Secondly: Gender and gendered terms are sociallinguistic conventions. And they do not follow stereotypical gender norms. Often they radiate outwards from gendered terms for humans and then encompass things that follow similar sound structures. sometimes gender is historically motivated: Spanish generally divides things along the lines of "does it end with an -a or -o" and then assigns gender. But terms like "diversidad" stem from female latin words and retain their gender. "problema" seems feminine, but stems from a male greek word and is therefore male. Not because "tHe MaLeS aRe ThE PrrObLeM", but because ancient greek sound structures classified this as "male-sounding" and Spanish ran with it.

In German, "das Mädchen" (the girl) is neutral. Not bevause all girl are secretly enbies or equivalent to possesions, but the diminuitive "-chen" turns things neutral.

all that to say: "Why dont they do that" can always answered with a resounding "Why dont you have feature x?". Why doesnt English use eventiality or cases or dual and trial numeri or tones or different conjugations depending on registers?

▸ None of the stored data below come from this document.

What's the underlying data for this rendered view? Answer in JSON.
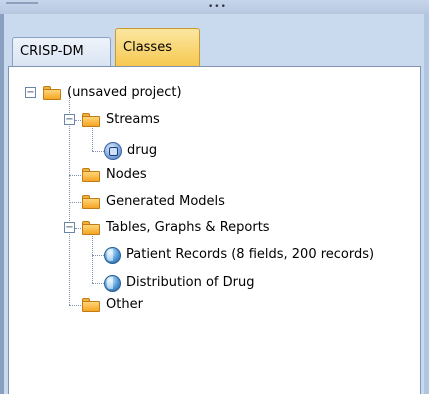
{
  "tabs": [
    {
      "label": "CRISP-DM"
    },
    {
      "label": "Classes"
    }
  ],
  "tree": {
    "root": {
      "label": "(unsaved project)",
      "expander": "−"
    },
    "streams": {
      "label": "Streams",
      "expander": "−",
      "children": [
        {
          "label": "drug"
        }
      ]
    },
    "nodes": {
      "label": "Nodes"
    },
    "generated_models": {
      "label": "Generated Models"
    },
    "tables": {
      "label": "Tables, Graphs & Reports",
      "expander": "−",
      "children": [
        {
          "label": "Patient Records (8 fields, 200 records)"
        },
        {
          "label": "Distribution of Drug"
        }
      ]
    },
    "other": {
      "label": "Other"
    }
  },
  "colors": {
    "active_tab": "#f7c84f",
    "folder": "#f5a623",
    "panel_bg": "#ffffff"
  }
}
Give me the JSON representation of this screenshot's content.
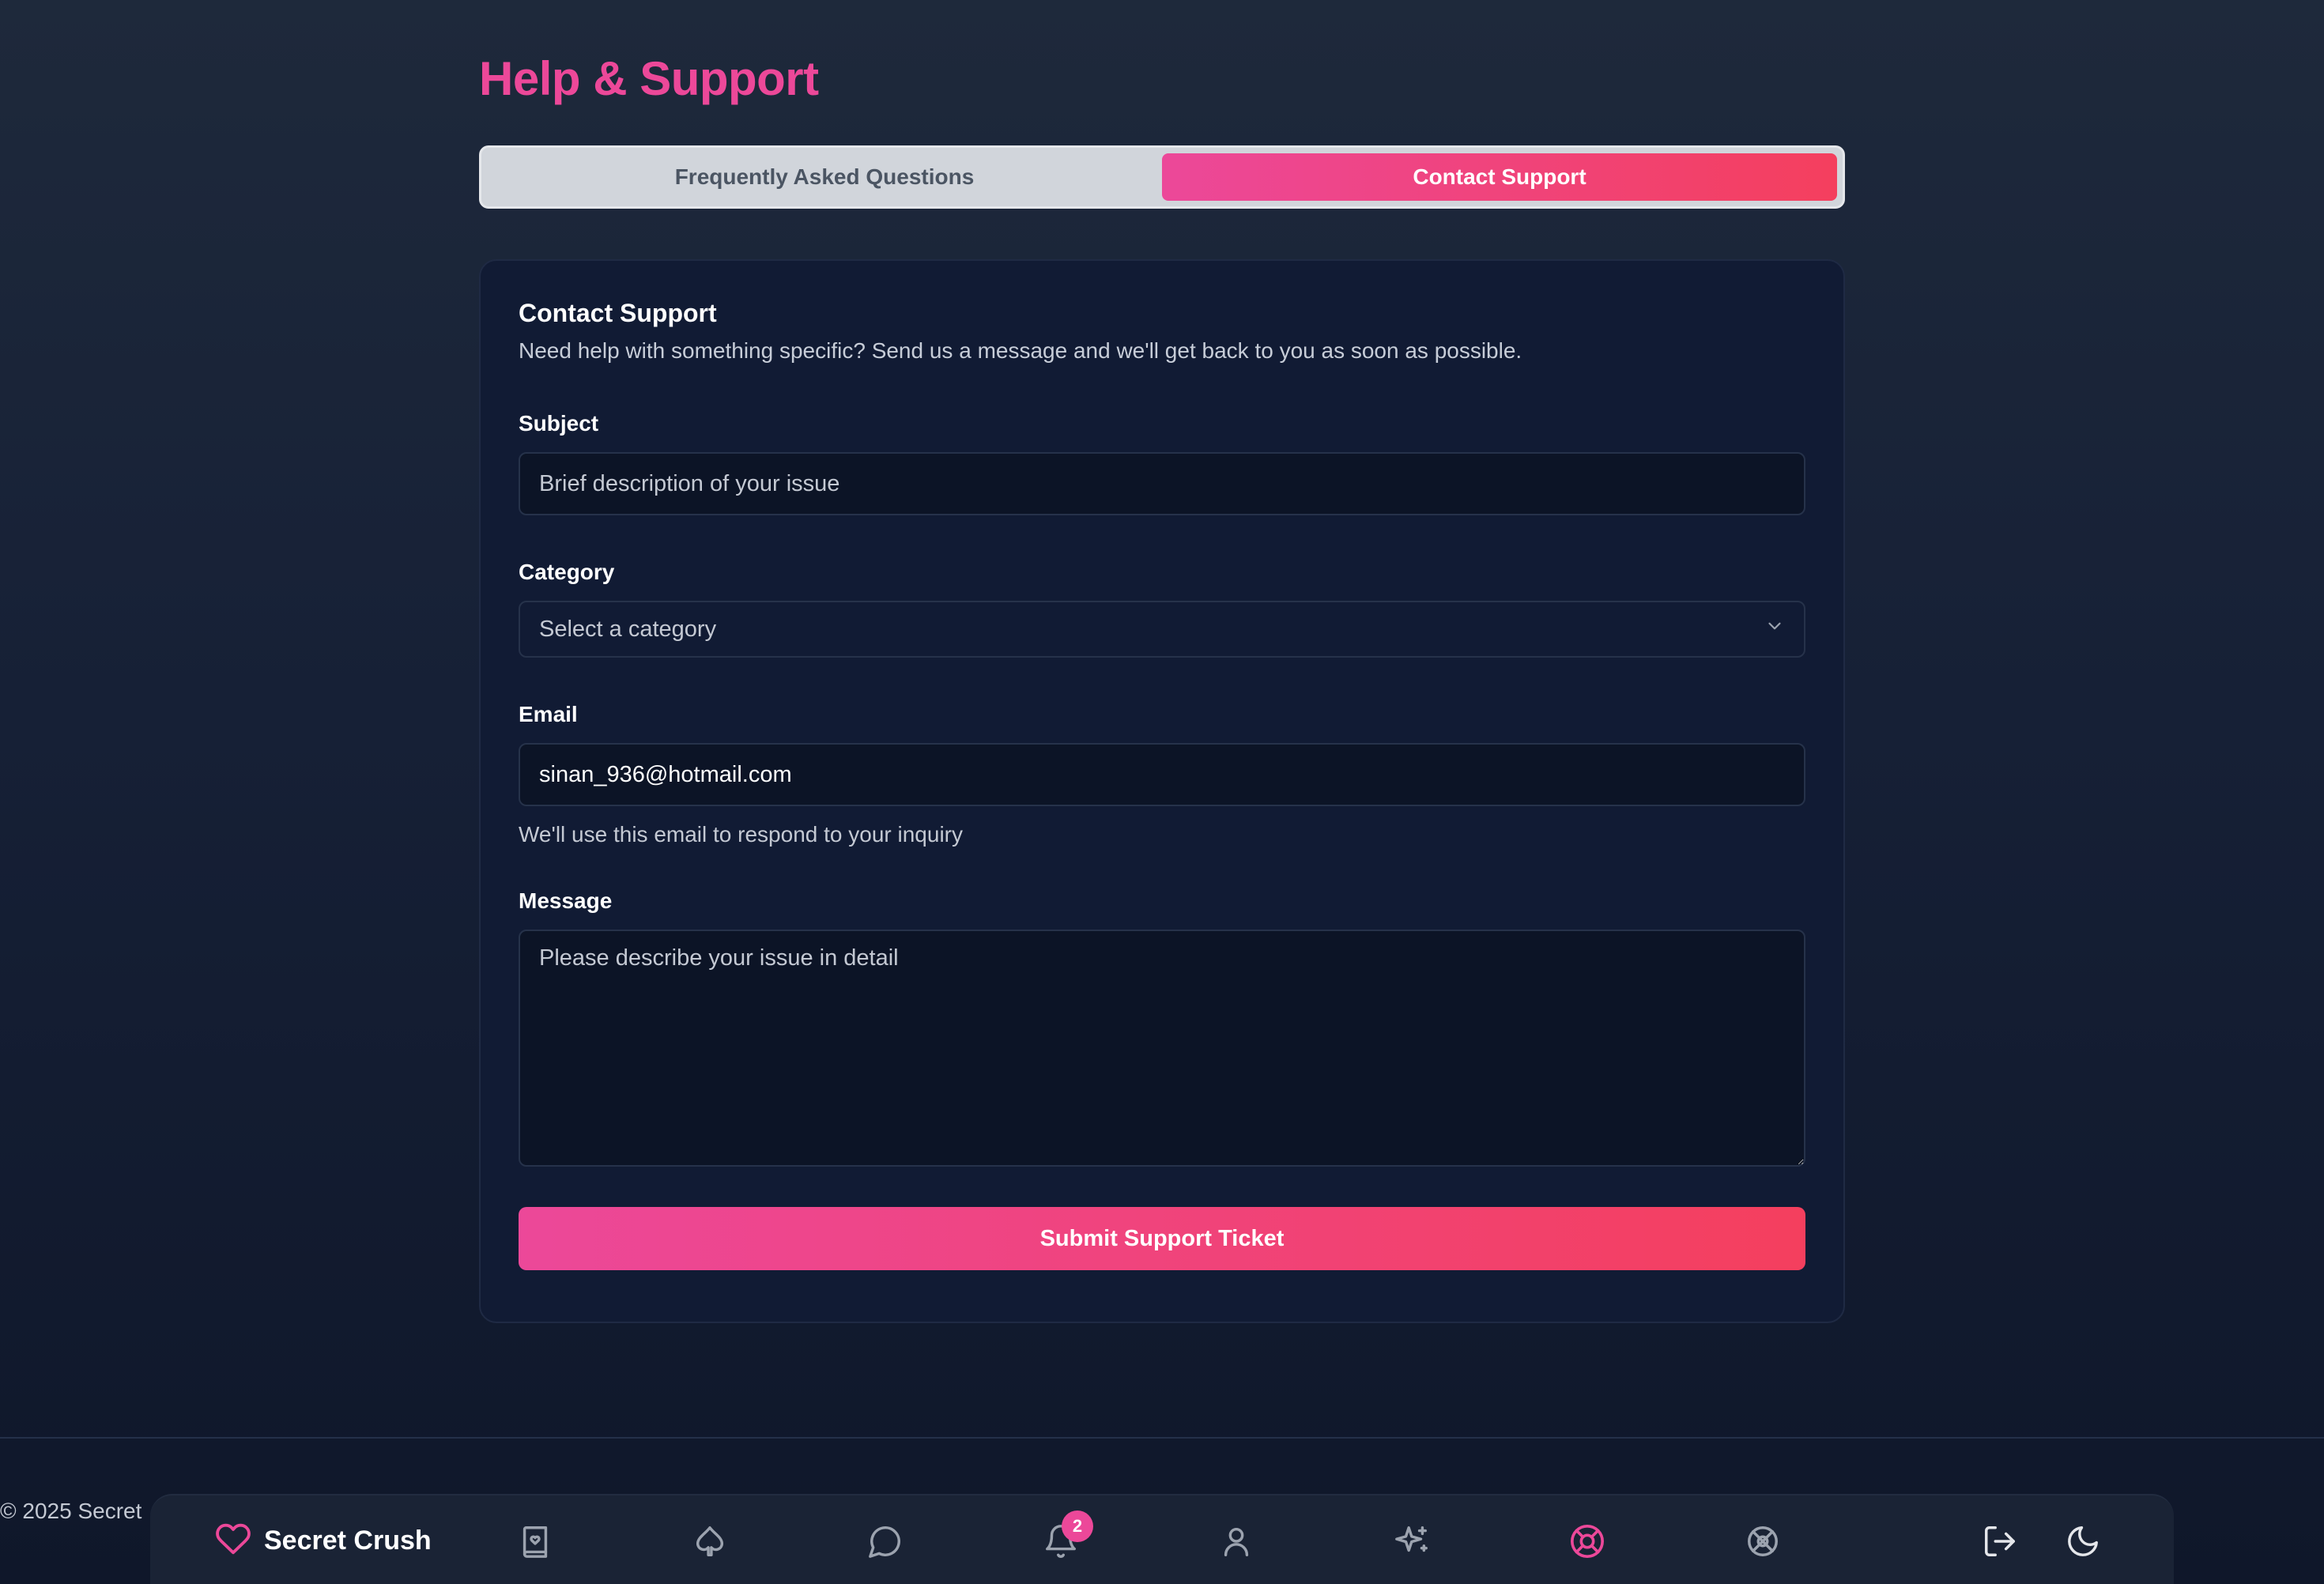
{
  "page": {
    "title": "Help & Support"
  },
  "tabs": [
    {
      "label": "Frequently Asked Questions",
      "active": false
    },
    {
      "label": "Contact Support",
      "active": true
    }
  ],
  "contact": {
    "title": "Contact Support",
    "description": "Need help with something specific? Send us a message and we'll get back to you as soon as possible.",
    "subject": {
      "label": "Subject",
      "placeholder": "Brief description of your issue",
      "value": ""
    },
    "category": {
      "label": "Category",
      "placeholder": "Select a category"
    },
    "email": {
      "label": "Email",
      "value": "sinan_936@hotmail.com",
      "hint": "We'll use this email to respond to your inquiry"
    },
    "message": {
      "label": "Message",
      "placeholder": "Please describe your issue in detail"
    },
    "submit_label": "Submit Support Ticket"
  },
  "footer": {
    "copyright": "© 2025 Secret"
  },
  "nav": {
    "brand": "Secret Crush",
    "icons": [
      "book-heart-icon",
      "spade-icon",
      "chat-bubble-icon",
      "bell-icon",
      "user-icon",
      "sparkles-icon",
      "lifebuoy-icon",
      "crossed-circle-icon",
      "logout-icon",
      "moon-icon"
    ],
    "notification_count": "2",
    "active_icon": "lifebuoy-icon"
  },
  "colors": {
    "accent": "#ec4899",
    "accent_end": "#f43f5e",
    "background": "#1e293b",
    "card": "#111b34"
  }
}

Because the language didnt develope that way.

[–] [email protected] 0 points 4 months ago (1 children)

In German, “das Mädchen” (the girl) is neutral. Not bevause all girl are secretly enbies or equivalent to possesions, but the diminuitive “-chen” turns things neutral.

There's actually a somewhat tongue-in-cheek proposal to solve the "Doctor/Doctress" problem by turning absolutely everything diminutive. Das Präsidentchen, das Bundeskanzlerchen, etc.

[–] [email protected] 1 points 4 months ago

there are soooo many proposals, but thats actually one i like. of course, it would render the entire diminuitive meaningless, buuuut its cute uwu

[–] [email protected] 0 points 4 months ago* (last edited 4 months ago) (1 children)

There isn't a single widely-used english dialect that pronounces the g in night.

[–] [email protected] 1 points 4 months ago

In case of night this might work, but for words like might it doesnt. Might now becomes orthographically indistinguishable from mite. Right and rite also lose their distinction.

[–] [email protected] 0 points 5 months ago (1 children)

I pronounce epitome as epi-tome and refuse to change it no matter how many times I'm "corrected"

[–] [email protected] -1 points 4 months ago

Are you one of those parmeseeean guys?